- Jamalpur Location within Bihar Jamalpur Location within India
- Coordinates: 25°26′29″N 86°39′22″E﻿ / ﻿25.44139°N 86.65611°E
- Country: India
- State: Bihar
- District: Khagaria
- Block: Gogri

Government
- • Type: Sarpanch

Area
- • Total: 13.84 km^{2} (5.34 sq mi)
- Elevation: 42 m (138 ft)

Population (2011)
- • Total: 30,972
- • Density: 2,238/km^{2} (5,796/sq mi)

Languages
- • Local: Angika, Hindi
- Time zone: UTC+5:30 (IST)
- PIN: 851203
- STD code: 06245
- Vehicle registration: BR-34

= Jamalpur, Khagaria =

Village in Bihar, India

Jamalpur is a village in Khagaria district of Bihar, India. It is situated on the southeast of the district headquarter Khagaria, along the National Highway 31. As of the year 2011, it had a population of 30,972.

== Geography ==
Jamalpur is located to the south of Kosi River and to the north of the Ganges.

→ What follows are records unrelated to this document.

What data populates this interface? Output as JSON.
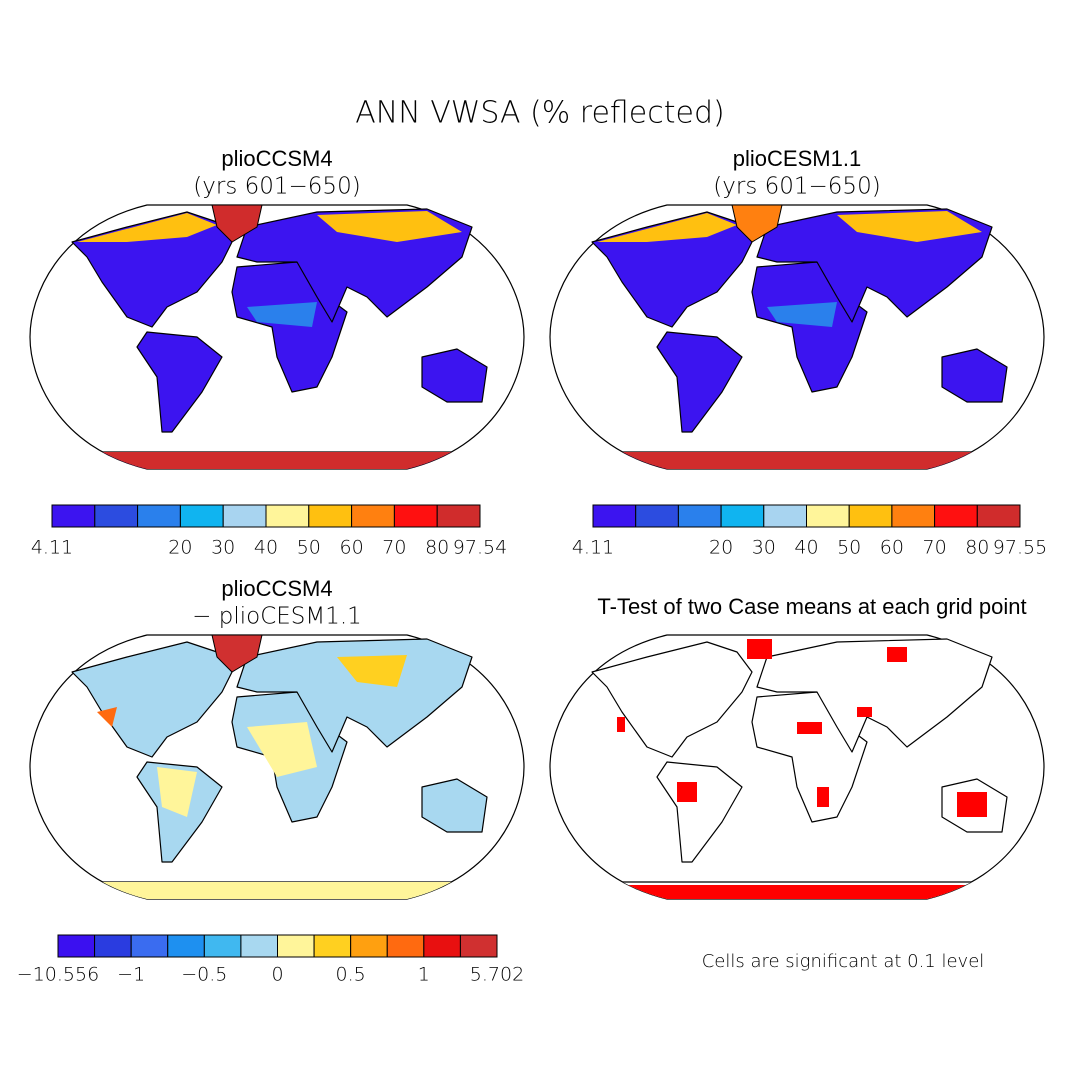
{
  "title": "ANN VWSA (% reflected)",
  "panels": [
    {
      "title": "plioCCSM4",
      "subtitle": "(yrs 601−650)",
      "colorbar": {
        "colors": [
          "#3c14f0",
          "#2c4ce0",
          "#2a80ec",
          "#10b4f0",
          "#a8d4f0",
          "#fff59a",
          "#ffc010",
          "#ff8010",
          "#ff1010",
          "#d02c2c"
        ],
        "boundaries": [
          4.11,
          null,
          null,
          20,
          30,
          40,
          50,
          60,
          70,
          80,
          97.54
        ]
      }
    },
    {
      "title": "plioCESM1.1",
      "subtitle": "(yrs 601−650)",
      "colorbar": {
        "colors": [
          "#3c14f0",
          "#2c4ce0",
          "#2a80ec",
          "#10b4f0",
          "#a8d4f0",
          "#fff59a",
          "#ffc010",
          "#ff8010",
          "#ff1010",
          "#d02c2c"
        ],
        "boundaries": [
          4.11,
          null,
          null,
          20,
          30,
          40,
          50,
          60,
          70,
          80,
          97.55
        ]
      }
    },
    {
      "title": "plioCCSM4",
      "subtitle": "− plioCESM1.1",
      "colorbar": {
        "colors": [
          "#3b10f0",
          "#2a3ce0",
          "#3a6cf0",
          "#1e90f0",
          "#40b8f0",
          "#a8d8f0",
          "#fff59a",
          "#ffd020",
          "#ffa010",
          "#ff6a10",
          "#e81010",
          "#d03030"
        ],
        "boundaries": [
          {
            "value": -10.556,
            "label": "−10.556"
          },
          null,
          {
            "value": -1,
            "label": "−1"
          },
          null,
          {
            "value": -0.5,
            "label": "−0.5"
          },
          null,
          0,
          null,
          0.5,
          null,
          1,
          null,
          5.702
        ]
      }
    },
    {
      "title": "T-Test of two Case means at each grid point",
      "note": "Cells are significant at 0.1 level"
    }
  ]
}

It covers an area of 1384 hectares.

== Demographics ==
According to 2011 census of India, there were a total of 5,985 households within Jamalpur. Among the 30,972 residents, 16,551 were males and 14,431 were females. The working population constituted 29.29% of the overall population. The literacy rate was 47.53%, with 7,795 of the male residents and 8,456 of the female residents being literate.